207
votes

I have a table with a unique key for two columns:

CREATE  TABLE `xpo`.`user_permanent_gift` (
`id` INT UNSIGNED NOT NULL AUTO_INCREMENT ,
`fb_user_id` INT UNSIGNED NOT NULL ,
`gift_id` INT UNSIGNED NOT NULL ,
`purchase_timestamp` TIMESTAMP NULL DEFAULT now() ,
PRIMARY KEY (`id`) ,
UNIQUE INDEX `user_gift_UNIQUE` (`fb_user_id` ASC, `gift_id` ASC) );

I want to insert a row into that table, but if the key exists, to do nothing! I don't want an error to be generated because the keys exist.

I know that there is the following syntax:

INSERT ... ON DUPLICATE KEY UPDATE ...

but is there something like:

INSERT ... ON DUPLICATE KEY DO NOTHING 

?

3

3 Answers

369
votes

Yes, use INSERT ... ON DUPLICATE KEY UPDATE id=id (it won't trigger row update even though id is assigned to itself).
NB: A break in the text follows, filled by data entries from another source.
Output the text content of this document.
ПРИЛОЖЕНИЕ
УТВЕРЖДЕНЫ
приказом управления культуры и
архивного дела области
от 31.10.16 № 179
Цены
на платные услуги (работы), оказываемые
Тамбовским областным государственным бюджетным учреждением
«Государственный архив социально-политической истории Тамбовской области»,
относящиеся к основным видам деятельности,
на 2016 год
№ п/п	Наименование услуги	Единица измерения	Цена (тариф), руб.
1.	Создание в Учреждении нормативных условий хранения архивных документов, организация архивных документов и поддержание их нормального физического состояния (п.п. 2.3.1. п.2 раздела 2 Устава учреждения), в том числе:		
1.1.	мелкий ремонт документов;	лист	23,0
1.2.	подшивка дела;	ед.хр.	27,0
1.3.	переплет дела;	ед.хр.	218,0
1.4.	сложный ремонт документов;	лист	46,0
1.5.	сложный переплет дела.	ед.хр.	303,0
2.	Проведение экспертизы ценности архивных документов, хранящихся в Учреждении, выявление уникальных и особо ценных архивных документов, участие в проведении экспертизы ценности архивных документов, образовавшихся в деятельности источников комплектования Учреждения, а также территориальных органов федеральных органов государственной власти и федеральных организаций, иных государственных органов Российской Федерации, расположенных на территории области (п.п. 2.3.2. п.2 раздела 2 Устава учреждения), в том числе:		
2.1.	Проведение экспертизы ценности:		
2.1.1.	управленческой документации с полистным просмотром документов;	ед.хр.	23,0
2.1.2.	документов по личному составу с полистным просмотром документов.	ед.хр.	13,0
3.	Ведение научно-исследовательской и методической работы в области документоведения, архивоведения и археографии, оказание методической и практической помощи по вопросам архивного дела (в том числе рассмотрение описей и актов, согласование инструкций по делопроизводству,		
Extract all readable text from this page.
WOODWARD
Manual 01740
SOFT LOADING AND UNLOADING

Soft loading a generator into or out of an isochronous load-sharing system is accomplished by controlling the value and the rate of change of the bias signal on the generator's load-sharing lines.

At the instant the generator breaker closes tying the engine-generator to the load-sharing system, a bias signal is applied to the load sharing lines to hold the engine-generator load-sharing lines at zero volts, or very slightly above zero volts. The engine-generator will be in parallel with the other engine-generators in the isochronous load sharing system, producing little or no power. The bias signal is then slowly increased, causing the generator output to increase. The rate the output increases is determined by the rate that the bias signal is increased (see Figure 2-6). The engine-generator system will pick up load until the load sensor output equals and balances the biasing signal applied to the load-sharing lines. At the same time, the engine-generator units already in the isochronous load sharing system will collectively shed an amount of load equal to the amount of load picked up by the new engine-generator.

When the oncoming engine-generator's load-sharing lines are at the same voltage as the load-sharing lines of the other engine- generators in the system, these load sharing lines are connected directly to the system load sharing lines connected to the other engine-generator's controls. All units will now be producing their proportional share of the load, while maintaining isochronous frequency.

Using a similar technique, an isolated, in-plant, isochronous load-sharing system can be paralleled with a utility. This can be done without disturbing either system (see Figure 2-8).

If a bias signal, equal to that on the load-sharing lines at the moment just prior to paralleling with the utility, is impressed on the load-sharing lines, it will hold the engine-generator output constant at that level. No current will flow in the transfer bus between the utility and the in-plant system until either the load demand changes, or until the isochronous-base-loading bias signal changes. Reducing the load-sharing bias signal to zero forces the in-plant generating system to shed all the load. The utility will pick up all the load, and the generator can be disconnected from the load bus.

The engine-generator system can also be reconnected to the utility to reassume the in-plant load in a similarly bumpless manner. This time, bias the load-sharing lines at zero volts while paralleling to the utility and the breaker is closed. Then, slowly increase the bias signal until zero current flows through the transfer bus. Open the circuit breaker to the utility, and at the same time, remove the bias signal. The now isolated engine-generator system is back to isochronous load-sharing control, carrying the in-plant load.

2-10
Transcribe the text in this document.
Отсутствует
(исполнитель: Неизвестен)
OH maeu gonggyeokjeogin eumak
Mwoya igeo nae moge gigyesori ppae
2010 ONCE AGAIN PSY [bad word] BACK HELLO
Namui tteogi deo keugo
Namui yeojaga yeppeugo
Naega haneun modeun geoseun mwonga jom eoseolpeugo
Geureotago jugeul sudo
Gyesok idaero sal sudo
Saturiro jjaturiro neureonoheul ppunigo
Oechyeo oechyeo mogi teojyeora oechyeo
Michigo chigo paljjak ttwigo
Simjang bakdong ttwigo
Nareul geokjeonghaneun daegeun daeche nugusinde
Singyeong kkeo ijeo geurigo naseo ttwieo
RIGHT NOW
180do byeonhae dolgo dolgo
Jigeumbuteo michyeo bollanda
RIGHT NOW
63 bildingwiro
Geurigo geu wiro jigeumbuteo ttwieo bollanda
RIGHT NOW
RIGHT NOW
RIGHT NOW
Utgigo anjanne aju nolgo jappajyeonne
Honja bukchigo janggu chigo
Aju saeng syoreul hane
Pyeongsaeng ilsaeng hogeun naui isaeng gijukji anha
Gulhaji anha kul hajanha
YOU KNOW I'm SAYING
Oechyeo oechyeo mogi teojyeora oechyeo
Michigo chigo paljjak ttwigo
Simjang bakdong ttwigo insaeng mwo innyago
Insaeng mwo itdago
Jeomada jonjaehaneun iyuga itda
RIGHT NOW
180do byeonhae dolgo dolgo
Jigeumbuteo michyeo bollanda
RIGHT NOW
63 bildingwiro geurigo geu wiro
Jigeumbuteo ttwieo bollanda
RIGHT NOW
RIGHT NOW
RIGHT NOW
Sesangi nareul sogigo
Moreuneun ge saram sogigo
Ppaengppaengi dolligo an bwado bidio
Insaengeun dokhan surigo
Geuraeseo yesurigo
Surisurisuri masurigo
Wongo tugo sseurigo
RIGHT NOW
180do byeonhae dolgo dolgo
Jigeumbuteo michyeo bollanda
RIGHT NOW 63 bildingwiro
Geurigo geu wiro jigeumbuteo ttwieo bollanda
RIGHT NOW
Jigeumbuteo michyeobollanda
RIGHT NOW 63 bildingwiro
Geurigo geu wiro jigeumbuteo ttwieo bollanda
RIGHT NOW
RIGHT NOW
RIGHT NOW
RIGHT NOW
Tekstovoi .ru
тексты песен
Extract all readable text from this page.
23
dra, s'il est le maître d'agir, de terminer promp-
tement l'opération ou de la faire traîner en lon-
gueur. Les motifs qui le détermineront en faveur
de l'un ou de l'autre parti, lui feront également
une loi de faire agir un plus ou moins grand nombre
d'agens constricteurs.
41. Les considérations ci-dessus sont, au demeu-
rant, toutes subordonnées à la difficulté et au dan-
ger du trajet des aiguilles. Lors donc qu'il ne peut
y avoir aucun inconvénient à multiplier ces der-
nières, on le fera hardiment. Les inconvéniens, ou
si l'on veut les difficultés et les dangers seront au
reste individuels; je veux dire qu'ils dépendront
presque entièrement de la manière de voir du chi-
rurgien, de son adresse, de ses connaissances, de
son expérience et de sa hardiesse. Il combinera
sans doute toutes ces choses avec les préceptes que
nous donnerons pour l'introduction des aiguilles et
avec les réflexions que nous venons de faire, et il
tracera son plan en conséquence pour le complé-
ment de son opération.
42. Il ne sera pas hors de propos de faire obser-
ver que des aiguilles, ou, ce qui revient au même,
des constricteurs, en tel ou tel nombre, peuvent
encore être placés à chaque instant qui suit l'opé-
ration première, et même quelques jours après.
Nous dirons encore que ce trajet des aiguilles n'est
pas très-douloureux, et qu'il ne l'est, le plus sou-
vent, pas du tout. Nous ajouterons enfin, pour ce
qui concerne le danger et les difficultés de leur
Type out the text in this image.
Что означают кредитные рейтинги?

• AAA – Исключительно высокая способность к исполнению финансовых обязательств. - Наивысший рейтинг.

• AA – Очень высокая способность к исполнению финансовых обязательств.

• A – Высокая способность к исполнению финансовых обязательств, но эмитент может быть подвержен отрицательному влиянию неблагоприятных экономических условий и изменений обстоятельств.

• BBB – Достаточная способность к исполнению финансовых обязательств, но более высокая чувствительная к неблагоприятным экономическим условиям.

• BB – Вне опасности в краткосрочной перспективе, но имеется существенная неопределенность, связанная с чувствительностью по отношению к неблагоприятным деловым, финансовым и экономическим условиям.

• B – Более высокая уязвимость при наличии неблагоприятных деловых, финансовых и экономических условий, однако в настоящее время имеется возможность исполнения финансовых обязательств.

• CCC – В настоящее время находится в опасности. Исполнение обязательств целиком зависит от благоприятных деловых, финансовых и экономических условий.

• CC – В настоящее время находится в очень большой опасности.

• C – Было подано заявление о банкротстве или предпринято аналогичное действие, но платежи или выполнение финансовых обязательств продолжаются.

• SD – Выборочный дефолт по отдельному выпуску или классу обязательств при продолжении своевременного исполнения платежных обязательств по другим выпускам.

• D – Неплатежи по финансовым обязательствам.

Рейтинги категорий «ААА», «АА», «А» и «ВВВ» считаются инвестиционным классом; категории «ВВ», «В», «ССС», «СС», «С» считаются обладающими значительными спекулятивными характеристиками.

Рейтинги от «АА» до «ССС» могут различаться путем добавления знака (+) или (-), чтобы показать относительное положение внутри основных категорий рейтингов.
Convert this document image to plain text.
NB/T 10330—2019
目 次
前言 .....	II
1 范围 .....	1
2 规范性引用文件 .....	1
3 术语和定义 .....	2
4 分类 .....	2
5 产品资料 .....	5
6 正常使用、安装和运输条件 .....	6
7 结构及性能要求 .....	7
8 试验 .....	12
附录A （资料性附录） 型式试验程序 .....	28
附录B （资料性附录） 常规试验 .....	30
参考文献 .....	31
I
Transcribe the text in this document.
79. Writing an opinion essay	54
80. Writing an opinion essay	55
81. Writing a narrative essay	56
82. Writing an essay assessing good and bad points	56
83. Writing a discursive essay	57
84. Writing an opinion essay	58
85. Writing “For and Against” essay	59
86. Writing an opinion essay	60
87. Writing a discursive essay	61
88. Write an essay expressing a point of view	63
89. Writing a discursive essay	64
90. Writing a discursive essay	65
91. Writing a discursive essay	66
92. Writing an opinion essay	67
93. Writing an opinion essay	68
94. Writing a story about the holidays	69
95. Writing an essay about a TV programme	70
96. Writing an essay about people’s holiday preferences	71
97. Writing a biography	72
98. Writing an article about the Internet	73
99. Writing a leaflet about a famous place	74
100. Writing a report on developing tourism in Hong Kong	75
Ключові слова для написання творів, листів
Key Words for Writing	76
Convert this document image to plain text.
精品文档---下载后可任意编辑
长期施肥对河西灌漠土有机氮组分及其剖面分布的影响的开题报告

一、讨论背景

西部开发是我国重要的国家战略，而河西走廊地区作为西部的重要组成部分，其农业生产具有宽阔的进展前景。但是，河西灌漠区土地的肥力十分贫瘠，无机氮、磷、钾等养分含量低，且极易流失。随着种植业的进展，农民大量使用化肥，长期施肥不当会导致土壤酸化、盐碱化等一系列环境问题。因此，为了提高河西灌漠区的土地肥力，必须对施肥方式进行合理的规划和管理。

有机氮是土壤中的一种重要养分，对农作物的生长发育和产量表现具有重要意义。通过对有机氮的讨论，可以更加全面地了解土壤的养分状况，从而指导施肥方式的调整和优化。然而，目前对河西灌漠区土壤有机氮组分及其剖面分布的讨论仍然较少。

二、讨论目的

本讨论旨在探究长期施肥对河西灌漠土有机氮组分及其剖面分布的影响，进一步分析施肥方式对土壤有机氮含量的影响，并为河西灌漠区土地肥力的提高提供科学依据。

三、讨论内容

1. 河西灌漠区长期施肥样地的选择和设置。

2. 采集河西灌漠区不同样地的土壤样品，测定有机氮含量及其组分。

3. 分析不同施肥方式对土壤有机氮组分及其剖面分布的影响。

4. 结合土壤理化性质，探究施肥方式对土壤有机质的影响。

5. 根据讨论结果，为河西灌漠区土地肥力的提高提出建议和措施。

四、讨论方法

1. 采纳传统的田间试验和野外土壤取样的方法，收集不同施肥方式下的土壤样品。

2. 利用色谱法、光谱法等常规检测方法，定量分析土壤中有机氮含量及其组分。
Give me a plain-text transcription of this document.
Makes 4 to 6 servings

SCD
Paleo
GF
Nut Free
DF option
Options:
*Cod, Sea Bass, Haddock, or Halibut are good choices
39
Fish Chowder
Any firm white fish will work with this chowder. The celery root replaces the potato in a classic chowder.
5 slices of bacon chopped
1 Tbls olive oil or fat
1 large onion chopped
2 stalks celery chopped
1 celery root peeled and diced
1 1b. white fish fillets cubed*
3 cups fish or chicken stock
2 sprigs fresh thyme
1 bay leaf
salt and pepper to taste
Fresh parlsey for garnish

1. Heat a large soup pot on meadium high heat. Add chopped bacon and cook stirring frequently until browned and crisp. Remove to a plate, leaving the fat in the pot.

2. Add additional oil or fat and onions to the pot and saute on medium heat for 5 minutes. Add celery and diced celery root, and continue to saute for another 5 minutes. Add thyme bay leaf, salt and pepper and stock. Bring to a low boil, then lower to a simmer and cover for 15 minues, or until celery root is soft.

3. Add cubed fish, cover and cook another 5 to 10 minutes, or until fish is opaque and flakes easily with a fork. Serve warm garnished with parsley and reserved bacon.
If you don't care about errors (conversion errors, foreign key errors) and autoincrement field exhaustion (it's incremented even if the row is not inserted due to duplicate key), then use INSERT IGNORE.

20
votes

HOW TO IMPLEMENT 'insert if not exist'?

1. REPLACE INTO

pros:

  1. simple.

cons:

  1. too slow.

  2. auto-increment key will CHANGE(increase by 1) if there is entry matches unique key or primary key, because it deletes the old entry then insert new one.

2. INSERT IGNORE

pros:

  1. simple.

cons:

  1. auto-increment key will not change if there is entry matches unique key or primary key but auto-increment index will increase by 1

  2. some other errors/warnings will be ignored such as data conversion error.

3. INSERT ... ON DUPLICATE KEY UPDATE

pros:

  1. you can easily implement 'save or update' function with this

cons:

  1. looks relatively complex if you just want to insert not update.

  2. auto-increment key will not change if there is entry matches unique key or primary key but auto-increment index will increase by 1

4. Any way to stop auto-increment key increasing if there is entry matches unique key or primary key?

As mentioned in the comment below by @toien: "auto-increment column will be effected depends on innodb_autoinc_lock_mode config after version 5.1" if you are using innodb as your engine, but this also effects concurrency, so it needs to be well considered before used. So far I'm not seeing any better solution.

1
votes

Use ON DUPLICATE KEY UPDATE ...,
Negative : because the UPDATE uses resources for the second action.

Use INSERT IGNORE ...,
Negative : MySQL will not show any errors if something goes wrong, so you cannot handle the errors. Use it only if you don’t care about the query.